Philosophers as well as some Asian cultures believe the pineal gland (located in the lower back of our brain) is instrumental in our ability to intuit and, by exercising that part of the brain, we can further develop our psychic sense. Scientists know the pineal gland, which is found in vertebrates, as the source of melatonin and the circadian rhythm.
Rene Descartes, who studied this pine-cone shaped gland, called it the “seat of the soul.” He believed the pineal to be where intellect and the body connected. French writer/philosopher Georges Bataille called the gland the pineal-eye.
Hindus believe the pineal is related to the ajna chakra
The ajna chakra, located just between and above the eyebrows, is instrumental in attaining mystical awakening, psychic abilities and higher states of consciousness, according to Hindu theology. They believe that when something is being seen in the mind’s eye or a dream, this chakra—an energy point in the “nonphysical” body—is being engaged. Tradition further says that by meditating through the ajna, people can become omniscient (all-seeing, all-knowing).

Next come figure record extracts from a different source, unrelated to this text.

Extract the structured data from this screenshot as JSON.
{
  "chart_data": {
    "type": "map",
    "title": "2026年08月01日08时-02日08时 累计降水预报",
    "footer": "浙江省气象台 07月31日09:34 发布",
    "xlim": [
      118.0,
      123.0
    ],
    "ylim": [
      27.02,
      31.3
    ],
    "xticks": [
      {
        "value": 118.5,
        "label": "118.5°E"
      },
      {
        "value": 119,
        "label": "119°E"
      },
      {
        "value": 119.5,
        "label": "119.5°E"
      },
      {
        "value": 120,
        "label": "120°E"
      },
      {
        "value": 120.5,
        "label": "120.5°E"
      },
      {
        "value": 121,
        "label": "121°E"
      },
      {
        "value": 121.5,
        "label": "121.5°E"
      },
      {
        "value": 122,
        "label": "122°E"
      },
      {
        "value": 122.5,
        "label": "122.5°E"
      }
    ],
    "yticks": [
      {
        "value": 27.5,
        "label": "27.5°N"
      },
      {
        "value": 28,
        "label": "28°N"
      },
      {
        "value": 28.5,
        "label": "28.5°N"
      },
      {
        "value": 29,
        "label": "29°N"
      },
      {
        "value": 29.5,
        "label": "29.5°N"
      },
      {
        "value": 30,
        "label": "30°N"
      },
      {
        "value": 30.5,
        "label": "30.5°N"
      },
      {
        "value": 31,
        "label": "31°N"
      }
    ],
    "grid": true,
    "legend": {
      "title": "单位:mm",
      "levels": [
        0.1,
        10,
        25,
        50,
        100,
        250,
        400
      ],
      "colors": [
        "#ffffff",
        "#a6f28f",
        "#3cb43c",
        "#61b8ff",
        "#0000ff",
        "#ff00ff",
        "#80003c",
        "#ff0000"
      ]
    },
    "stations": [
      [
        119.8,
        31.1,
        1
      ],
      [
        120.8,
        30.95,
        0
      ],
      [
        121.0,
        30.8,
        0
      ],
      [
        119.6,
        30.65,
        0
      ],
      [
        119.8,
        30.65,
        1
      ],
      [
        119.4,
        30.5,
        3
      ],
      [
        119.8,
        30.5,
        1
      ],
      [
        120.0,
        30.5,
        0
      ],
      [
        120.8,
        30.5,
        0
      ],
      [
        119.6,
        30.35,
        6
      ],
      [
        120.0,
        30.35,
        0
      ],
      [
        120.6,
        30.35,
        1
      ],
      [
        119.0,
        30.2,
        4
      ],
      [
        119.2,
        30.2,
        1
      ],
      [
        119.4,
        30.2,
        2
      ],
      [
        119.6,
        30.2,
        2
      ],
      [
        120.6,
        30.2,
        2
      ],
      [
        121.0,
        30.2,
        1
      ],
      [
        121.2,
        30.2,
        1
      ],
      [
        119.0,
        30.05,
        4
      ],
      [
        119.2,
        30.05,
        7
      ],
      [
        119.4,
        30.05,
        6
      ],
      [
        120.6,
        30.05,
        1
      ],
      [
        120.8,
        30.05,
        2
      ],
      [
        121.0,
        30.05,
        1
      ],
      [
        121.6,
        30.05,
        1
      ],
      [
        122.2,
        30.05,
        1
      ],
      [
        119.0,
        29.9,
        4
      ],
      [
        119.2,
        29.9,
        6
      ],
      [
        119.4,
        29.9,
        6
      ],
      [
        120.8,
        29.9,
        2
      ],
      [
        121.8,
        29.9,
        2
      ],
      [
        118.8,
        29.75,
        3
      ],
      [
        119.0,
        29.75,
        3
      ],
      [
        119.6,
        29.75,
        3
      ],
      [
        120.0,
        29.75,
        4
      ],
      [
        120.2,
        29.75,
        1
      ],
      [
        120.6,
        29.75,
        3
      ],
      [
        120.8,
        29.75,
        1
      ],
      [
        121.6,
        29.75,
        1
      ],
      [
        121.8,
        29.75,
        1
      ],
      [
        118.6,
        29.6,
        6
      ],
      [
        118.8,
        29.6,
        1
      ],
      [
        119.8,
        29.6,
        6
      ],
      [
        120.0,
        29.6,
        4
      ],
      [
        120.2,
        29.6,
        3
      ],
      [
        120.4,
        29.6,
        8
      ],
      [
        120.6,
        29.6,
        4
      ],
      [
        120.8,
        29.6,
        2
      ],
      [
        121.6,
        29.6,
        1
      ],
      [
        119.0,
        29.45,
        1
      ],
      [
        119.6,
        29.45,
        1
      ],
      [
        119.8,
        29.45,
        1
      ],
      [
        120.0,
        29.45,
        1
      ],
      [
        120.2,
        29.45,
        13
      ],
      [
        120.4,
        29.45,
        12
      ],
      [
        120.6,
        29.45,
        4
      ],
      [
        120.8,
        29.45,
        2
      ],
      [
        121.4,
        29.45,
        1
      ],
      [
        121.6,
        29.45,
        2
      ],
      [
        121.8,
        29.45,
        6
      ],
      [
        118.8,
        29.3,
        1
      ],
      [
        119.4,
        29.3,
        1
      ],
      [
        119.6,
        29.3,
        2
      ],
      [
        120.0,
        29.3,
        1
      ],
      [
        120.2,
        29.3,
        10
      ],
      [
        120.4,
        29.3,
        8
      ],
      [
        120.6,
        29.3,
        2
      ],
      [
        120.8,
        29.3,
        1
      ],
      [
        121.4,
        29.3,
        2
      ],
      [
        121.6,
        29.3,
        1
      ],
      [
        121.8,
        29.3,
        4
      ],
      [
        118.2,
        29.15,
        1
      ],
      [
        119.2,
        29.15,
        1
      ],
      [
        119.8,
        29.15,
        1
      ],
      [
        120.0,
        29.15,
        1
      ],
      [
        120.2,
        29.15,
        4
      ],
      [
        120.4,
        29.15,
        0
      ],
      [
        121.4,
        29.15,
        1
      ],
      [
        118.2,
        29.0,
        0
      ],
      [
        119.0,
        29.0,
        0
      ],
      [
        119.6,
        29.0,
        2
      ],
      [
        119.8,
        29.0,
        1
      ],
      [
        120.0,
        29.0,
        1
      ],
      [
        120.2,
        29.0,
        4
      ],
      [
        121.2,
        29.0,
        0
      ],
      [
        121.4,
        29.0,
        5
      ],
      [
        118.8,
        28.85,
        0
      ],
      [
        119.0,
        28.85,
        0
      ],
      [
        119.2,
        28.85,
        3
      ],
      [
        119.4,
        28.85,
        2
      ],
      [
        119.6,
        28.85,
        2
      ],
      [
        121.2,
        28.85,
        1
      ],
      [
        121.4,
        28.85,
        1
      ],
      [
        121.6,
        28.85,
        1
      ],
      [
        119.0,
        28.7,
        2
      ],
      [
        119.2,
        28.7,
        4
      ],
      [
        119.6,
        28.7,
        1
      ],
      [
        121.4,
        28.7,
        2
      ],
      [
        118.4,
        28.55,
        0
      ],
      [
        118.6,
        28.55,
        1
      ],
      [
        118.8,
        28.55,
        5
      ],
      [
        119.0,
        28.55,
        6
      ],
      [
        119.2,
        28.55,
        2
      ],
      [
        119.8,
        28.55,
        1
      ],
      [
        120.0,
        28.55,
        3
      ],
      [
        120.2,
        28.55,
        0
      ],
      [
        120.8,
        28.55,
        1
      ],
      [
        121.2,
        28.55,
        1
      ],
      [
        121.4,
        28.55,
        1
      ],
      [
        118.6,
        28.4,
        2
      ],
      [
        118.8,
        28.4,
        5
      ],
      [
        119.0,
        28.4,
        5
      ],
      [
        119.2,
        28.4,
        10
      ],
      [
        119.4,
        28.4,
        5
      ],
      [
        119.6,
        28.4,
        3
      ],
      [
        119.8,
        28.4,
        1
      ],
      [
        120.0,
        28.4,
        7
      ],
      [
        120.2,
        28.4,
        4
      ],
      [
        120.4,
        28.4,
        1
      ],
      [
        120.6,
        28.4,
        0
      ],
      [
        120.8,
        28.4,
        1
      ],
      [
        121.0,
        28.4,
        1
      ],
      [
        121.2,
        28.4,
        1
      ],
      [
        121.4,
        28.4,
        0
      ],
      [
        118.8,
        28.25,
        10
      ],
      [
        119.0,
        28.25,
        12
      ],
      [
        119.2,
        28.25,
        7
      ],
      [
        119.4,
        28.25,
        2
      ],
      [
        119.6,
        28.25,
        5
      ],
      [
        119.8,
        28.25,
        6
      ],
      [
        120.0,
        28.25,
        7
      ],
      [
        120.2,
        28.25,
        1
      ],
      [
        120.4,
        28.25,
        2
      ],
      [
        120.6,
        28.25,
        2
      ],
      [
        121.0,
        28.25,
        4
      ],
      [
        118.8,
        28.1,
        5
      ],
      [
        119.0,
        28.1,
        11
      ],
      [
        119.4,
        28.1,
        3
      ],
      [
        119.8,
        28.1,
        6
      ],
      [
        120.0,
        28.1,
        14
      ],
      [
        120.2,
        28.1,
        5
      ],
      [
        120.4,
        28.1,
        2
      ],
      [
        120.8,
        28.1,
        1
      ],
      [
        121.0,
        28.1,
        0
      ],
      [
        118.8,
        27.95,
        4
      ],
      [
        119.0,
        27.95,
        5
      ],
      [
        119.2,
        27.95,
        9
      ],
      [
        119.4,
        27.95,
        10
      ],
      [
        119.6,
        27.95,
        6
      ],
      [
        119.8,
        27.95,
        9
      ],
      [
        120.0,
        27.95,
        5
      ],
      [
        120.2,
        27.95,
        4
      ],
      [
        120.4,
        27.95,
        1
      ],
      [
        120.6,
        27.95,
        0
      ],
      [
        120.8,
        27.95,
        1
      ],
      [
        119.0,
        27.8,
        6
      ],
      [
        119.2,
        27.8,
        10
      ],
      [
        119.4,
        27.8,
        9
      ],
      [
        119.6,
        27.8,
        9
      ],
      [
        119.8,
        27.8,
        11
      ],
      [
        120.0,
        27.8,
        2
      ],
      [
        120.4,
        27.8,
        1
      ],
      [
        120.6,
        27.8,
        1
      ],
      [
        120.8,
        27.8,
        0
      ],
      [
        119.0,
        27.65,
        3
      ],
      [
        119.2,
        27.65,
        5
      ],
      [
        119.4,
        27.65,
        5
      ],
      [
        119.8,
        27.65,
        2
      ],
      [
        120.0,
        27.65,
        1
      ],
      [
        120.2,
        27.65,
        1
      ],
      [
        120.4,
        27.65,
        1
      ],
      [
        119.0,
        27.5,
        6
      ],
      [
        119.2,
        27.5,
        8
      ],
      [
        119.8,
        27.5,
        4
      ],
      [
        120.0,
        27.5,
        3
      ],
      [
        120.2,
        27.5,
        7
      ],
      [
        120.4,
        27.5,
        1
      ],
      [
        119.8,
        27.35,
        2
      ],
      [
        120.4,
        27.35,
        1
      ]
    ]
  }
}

A Chinese healing tradition says the pineal stimulates intuition
Those steeped in the healing practices of QiGong (a Chinese medical tradition/philosophy) say that by stimulating your pineal, you’ll not only open your third eye—another term for psychic ability—but you’ll also dream more vividly and possibly generate out-of-body experiences.
An Oriental medicine doctor (OMD) I know recommends the Bodhi technique to decalcify the pineal gland. By snapping your fingers against the back of your head two to three times a day, you’ll strengthen your ability to intuit. The practice consists of:
- placing light pressure from your palms over your ears (your fingers pointing to the back of your skull);
- reaching your thumbs toward the lower back part of your skull (if you have long hair, you may want to place you thumbs under your tresses);
- placing your middle fingers over your index fingers; and
- snapping them in unison, allowing them to lightly hit the back of your head.
The OMD explained to me that you’ll know you’ve done it correctly, when you hear a deep, thumping, resonating sound in your head. Instructions say this exercise should be done for 36 consecutive snaps at least two to three times a day. With time, work up to 72 and then 81 snaps for each session to see optimal results.
I’ve experimented with this technique, but have yet to practice it consistently, so I can’t say whether it’s useful or not. If any of you see benefits from this exercise, please let me know.